Trois France vivent en parallèle
Entre les 6 familles de Français définies par Destin Commun, le contexte actuel a donné lieu à des rapprochements qui dessinent trois grands groupes, caractérisés par leur orientation plus ou moins pessimiste, et leur degré d’engagement ou d’individualisme :
• Les déclinistes anxieux (42%) : les Identitaires et les Laissés pour compte se considèrent comme perdants, et convergent autour d’un pessimisme fermé, et parfois complotiste. Ce rapprochement, déjà en gestation en 2019, a été accentué par la pandémie. Néanmoins les Identitaires sont davantage focalisés sur la question migratoire, tandis que les Laissés pour Compte accordent une plus grande importance à la question sociale. Ceux-ci sont plus indécis sur leur vote, voire abstentionnistes, tandis que les Identitaires sont très engagés vers l’extrême droite.
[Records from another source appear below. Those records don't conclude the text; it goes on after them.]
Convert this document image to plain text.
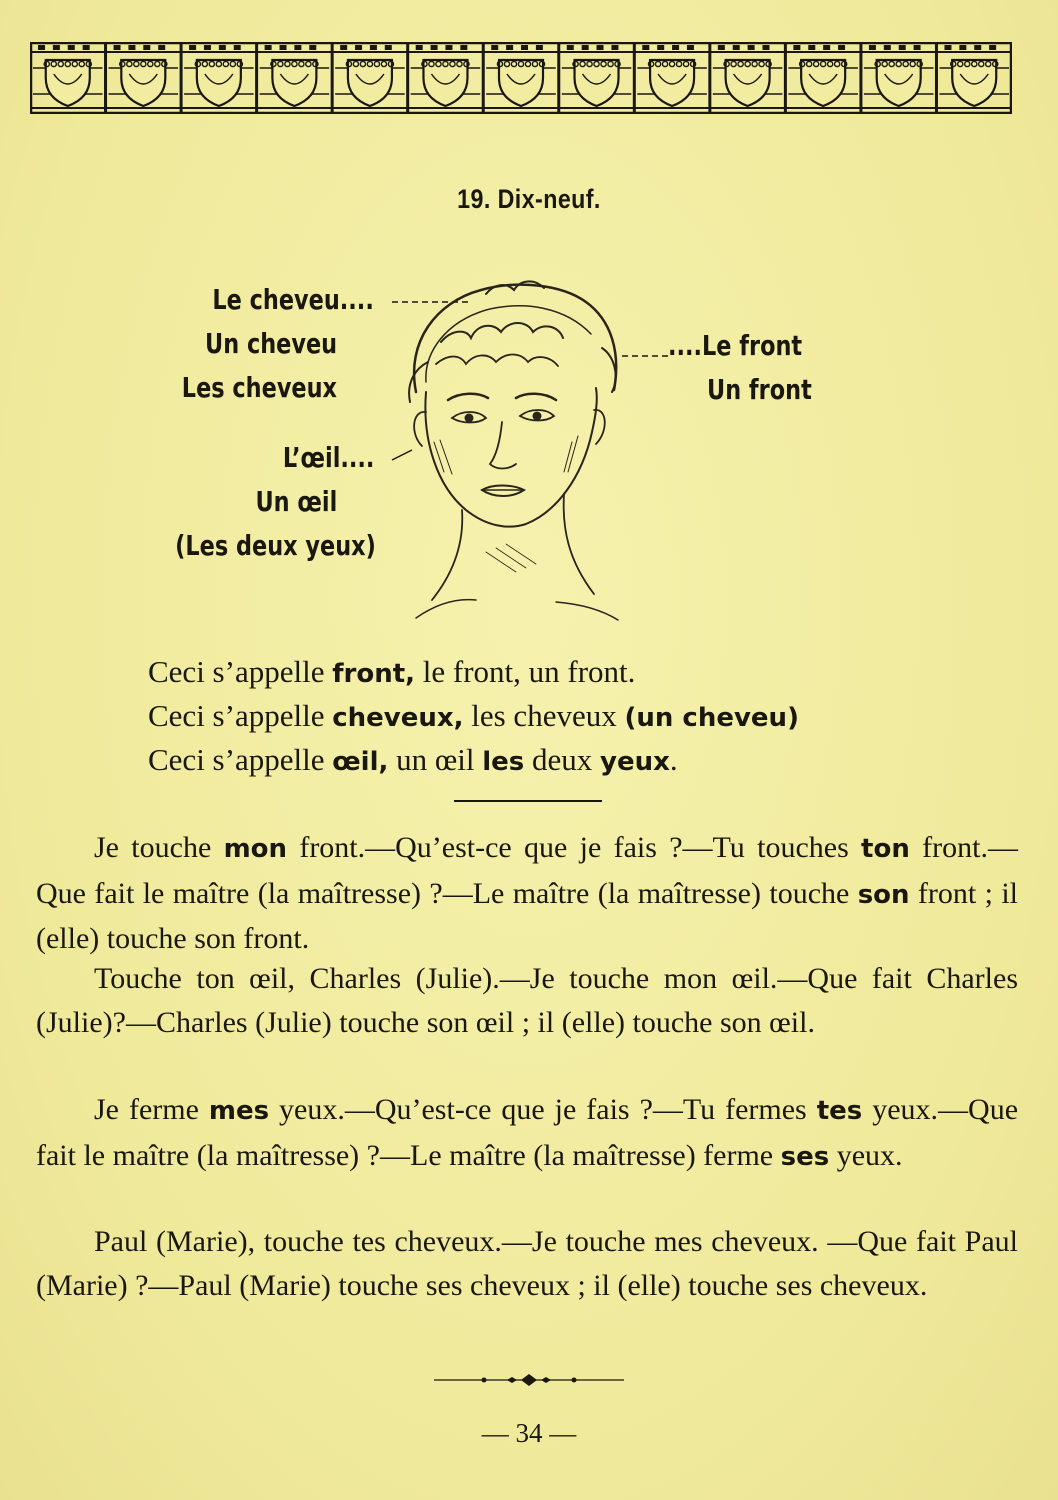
19. Dix-neuf.
Le cheveu....
Un cheveu
Les cheveux
L’œil....
Un œil
(Les deux yeux)
....Le front
Un front
Ceci s’appelle front, le front, un front.
Ceci s’appelle cheveux, les cheveux (un cheveu)
Ceci s’appelle œil, un œil les deux yeux.
Je touche mon front.—Qu’est-ce que je fais ?—Tu touches ton front.—Que fait le maître (la maîtresse) ?—Le maître (la maîtresse) touche son front ; il (elle) touche son front.
Touche ton œil, Charles (Julie).—Je touche mon œil.—Que fait Charles (Julie)?—Charles (Julie) touche son œil ; il (elle) touche son œil.
Je ferme mes yeux.—Qu’est-ce que je fais ?—Tu fermes tes yeux.—Que fait le maître (la maîtresse) ?—Le maître (la maîtresse) ferme ses yeux.
Paul (Marie), touche tes cheveux.—Je touche mes cheveux. —Que fait Paul (Marie) ?—Paul (Marie) touche ses cheveux ; il (elle) touche ses cheveux.
— 34 —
• Les pessimistes engagés (31%) : Les Militants désabusés et les Stabilisateurs, eux aussi pessimistes, sont au contraire investis dans la vie démocratique et citoyenne, même si les Militants désabusés sont souvent incertains sur leur vote en avril 2022. Ouverts à la diversité culturelle, ces derniers sont aujourd’hui fragilisés dans leurs convictions.
• Les optimistes individualistes (27%) : les Libéraux optimistes et les Attentistes sont souvent dans un optimisme décalé, teinté d'individualisme pour les Libéraux Optimistes, de désengagement et de déconnexion chez les Attentistes. Ceux-ci, plus éloignés des services de proximité, sont aussi moins vaccinés contre le Covid.